Finalmente, el Caso Pinochet, la detención de éste en Londres, el envío de preguntas vía exhorto que el militar se niega a responder. El regreso a Chile del ex dictador, toda la teatralización de su silla de ruedas en el avión y en el aeropuerto de Inglaterra y Chile, la soberbia de un personaje único.

El Juez sabía que muy pronto tendría que encontrarse con él, personalmente. El viernes 1 de diciembre del año 2000 procesó a Pinochet como autor intelectual de cincuenta y siete homicidios y dieciocho secuestros y lo acompañó con el arresto correspondiente. Lo llamaron políticos de todas las tendencias, magistrados, amigos. La mayoría tenía serias reservas sobre su decisión. La Corte Suprema aprobó que lo interrogue en un par de semanas pero que debe (el inculpado) ser sometido a exámenes mentales por su avanzada edad. A su hogar empiezan a llegar juristas, parlamentarios de la Concertación que alababan su proceder pero hacían hincapié en que había que saber conciliar justicia con paz social. “En otras palabras, me decían que había límites que no se podían sobrepasar, so pena de reavivar heridas todavía en carne viva”.

Se fijó la fecha y debió acudir al hogar del ex general. Negoció con los abogados del militar que ninguno de sus hijos podía estar presente. Habían proferido palabras ofensivas contra su persona en las últimas semanas. Fue una de las situaciones más delicadas de toda su carrera. Lo acompañaron sus escoltas, la actuaria y el chofer. Estaban algunos de sus ex ministros y colaboradores. “Hice una docena de preguntas y mi interlocutor gozaba de buena memoria”, dice.
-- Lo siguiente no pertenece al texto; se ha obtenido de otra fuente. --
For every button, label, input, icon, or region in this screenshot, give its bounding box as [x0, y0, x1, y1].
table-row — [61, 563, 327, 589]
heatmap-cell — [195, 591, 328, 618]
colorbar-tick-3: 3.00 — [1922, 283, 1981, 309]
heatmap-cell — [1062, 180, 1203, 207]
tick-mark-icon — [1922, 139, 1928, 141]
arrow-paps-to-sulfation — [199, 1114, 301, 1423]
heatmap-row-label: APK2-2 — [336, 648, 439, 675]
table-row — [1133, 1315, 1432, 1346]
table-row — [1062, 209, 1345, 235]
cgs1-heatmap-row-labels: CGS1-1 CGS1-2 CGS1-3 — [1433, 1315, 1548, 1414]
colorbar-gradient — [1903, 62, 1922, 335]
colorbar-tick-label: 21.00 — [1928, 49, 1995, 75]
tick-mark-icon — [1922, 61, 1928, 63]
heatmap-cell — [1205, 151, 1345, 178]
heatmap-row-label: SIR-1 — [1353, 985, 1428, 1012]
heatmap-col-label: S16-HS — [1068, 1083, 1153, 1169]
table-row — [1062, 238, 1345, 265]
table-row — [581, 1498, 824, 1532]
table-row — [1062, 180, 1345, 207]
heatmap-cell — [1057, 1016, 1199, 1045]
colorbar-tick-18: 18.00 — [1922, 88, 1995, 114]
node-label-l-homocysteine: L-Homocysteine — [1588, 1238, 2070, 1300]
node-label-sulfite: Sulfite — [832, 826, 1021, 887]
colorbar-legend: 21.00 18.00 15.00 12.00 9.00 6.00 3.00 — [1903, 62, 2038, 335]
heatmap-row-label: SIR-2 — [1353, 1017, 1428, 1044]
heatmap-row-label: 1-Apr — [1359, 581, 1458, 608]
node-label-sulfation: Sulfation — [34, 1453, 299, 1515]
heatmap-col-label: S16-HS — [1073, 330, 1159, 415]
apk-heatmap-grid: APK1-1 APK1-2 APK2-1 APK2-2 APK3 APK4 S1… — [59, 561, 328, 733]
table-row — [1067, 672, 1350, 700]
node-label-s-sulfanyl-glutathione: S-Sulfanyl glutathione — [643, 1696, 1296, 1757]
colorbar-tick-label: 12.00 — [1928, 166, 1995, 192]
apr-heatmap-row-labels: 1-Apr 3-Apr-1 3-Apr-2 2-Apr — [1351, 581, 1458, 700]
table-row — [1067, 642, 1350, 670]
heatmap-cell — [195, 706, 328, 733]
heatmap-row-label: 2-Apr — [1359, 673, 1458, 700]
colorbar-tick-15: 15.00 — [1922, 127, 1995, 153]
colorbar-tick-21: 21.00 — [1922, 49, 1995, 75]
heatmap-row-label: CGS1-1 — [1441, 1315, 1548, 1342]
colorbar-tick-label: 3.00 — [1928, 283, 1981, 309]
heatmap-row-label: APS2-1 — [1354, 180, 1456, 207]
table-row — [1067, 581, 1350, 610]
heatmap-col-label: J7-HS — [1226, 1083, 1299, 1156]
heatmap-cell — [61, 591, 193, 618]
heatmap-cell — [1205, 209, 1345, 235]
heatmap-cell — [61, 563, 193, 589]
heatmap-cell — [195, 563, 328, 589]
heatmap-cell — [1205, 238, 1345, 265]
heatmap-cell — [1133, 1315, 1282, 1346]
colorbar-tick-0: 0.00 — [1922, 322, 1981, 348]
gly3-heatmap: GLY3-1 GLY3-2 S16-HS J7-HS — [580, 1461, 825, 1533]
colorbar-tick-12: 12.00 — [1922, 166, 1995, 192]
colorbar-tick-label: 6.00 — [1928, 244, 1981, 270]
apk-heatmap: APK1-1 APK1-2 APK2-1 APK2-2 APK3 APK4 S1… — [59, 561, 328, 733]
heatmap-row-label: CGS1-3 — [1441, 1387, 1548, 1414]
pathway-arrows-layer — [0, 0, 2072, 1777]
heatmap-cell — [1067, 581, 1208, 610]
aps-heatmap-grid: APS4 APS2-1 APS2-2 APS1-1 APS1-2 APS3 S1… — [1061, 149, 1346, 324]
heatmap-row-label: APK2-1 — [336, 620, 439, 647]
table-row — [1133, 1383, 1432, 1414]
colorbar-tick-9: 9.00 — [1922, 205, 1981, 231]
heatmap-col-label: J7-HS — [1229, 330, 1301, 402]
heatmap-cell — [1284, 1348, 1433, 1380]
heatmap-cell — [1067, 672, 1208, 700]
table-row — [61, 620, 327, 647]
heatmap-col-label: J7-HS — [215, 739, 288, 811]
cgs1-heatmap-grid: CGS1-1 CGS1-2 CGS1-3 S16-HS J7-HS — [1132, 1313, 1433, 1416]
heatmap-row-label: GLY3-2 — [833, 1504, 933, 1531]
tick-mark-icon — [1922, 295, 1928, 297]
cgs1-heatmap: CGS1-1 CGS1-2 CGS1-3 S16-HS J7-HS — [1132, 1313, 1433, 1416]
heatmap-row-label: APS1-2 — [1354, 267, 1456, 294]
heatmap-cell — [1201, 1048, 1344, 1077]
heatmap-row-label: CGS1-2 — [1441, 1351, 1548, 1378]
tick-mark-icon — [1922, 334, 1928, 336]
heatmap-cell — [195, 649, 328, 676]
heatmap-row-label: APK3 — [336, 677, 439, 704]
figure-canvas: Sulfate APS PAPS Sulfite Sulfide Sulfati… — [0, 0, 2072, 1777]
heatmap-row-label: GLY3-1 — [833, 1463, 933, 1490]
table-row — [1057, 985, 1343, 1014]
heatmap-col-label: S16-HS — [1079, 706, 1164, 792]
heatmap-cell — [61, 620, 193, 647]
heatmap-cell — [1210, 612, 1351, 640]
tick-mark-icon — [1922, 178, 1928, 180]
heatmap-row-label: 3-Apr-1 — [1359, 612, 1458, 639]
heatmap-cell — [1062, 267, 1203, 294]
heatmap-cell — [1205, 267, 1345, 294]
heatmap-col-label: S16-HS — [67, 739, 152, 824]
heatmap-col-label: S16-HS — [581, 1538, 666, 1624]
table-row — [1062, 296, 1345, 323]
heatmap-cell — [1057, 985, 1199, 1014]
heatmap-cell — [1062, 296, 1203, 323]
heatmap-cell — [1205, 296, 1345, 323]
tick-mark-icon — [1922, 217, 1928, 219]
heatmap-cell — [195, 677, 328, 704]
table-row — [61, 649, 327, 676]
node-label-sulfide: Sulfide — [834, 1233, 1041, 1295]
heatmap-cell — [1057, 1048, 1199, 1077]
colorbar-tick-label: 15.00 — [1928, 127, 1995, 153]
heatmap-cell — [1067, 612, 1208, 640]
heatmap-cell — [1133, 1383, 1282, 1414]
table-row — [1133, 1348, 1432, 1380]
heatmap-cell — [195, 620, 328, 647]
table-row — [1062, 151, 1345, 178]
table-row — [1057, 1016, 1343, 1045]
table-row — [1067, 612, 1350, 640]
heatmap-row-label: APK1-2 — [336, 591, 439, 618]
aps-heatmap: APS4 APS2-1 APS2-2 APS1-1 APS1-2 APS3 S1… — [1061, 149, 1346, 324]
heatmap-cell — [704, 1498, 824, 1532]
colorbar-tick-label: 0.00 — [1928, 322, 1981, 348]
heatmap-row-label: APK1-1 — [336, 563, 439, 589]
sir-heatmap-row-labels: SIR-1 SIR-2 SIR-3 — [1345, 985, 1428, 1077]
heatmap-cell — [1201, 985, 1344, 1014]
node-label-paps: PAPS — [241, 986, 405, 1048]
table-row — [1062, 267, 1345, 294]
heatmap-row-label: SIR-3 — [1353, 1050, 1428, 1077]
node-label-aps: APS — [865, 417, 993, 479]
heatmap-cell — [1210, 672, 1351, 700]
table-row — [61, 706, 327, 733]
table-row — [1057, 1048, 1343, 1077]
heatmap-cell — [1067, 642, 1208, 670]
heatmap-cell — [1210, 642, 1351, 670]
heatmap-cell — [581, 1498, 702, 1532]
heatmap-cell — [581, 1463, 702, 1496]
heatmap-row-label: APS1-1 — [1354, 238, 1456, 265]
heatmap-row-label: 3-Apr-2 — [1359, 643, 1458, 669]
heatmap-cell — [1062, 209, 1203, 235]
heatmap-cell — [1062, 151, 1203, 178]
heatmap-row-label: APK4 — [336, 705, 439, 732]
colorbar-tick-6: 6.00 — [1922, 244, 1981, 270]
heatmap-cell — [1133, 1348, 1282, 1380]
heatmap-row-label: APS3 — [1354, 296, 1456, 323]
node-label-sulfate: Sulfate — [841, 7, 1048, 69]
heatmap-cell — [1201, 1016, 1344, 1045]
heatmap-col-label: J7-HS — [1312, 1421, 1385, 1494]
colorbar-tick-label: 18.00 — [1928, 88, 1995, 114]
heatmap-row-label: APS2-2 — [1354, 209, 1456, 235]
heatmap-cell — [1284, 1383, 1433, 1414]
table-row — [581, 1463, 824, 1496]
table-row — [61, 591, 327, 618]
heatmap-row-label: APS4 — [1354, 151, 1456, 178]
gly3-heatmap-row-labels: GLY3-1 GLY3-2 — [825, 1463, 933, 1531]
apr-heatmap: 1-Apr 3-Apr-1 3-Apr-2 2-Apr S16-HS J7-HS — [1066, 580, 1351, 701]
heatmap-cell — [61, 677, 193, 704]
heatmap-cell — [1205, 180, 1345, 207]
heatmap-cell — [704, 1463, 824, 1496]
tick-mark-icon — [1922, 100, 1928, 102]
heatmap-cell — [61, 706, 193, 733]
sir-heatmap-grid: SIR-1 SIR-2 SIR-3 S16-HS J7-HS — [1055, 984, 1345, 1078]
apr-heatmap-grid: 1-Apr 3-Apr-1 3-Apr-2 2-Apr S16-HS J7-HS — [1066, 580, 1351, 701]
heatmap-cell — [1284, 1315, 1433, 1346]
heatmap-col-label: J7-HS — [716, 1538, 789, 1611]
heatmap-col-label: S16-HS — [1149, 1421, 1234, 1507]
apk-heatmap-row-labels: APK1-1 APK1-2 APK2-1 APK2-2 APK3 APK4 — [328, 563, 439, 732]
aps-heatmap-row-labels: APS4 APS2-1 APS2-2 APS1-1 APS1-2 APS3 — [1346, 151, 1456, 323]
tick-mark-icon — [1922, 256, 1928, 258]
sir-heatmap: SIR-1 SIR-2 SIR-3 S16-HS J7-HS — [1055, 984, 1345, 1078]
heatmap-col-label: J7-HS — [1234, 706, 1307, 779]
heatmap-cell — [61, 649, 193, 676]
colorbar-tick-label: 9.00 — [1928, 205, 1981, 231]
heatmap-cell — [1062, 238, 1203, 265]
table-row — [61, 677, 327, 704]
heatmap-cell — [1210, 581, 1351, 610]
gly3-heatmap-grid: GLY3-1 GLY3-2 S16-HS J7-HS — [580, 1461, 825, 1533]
Al cabo de treinta minutos sus ayudantes le solicitaron que terminara el trabajo pues el general estaba muy fatigado. El Juez solicitó un espacio para transcribir el acta , pero ocurrió una curiosa escena: “ Pinochet caminaba y se levantaba con gran soltura, rápidamente hacia otro extremo del hogar”.

Se encontraba de buena salud y caminaba con agilidad. No advirtió que lo divisaba desde el comedor y le pareció deplorable esa duplicidad, sobre todo ante el magistrado que había ido a interrogarlo. “Fuera como fuere -dice el Juez Juan Guzmán Tapia- la escena bordeaba la parodia después de las numerosas advertencias de sus abogados acerca de su mala salud”.

El texto está narrado en primera persona, se lee con gran agilidad; nos permite adentrarnos en el mundo novelesco del juez que procesó a Augusto Pinochet Ugarte.

El libro fue escrito originalmente en francés y traducido por Oscar Luis Molina con la colaboración de Olivier Brass. El magistrado es autor de “La sentencia” y “Etica profesional del abogado”. Ha recibido los premios “Jordi Xifra” de la Universidad de Girona y “Oscar Romero” de Dayton University, Ohio. Vive en Santiago de Chile."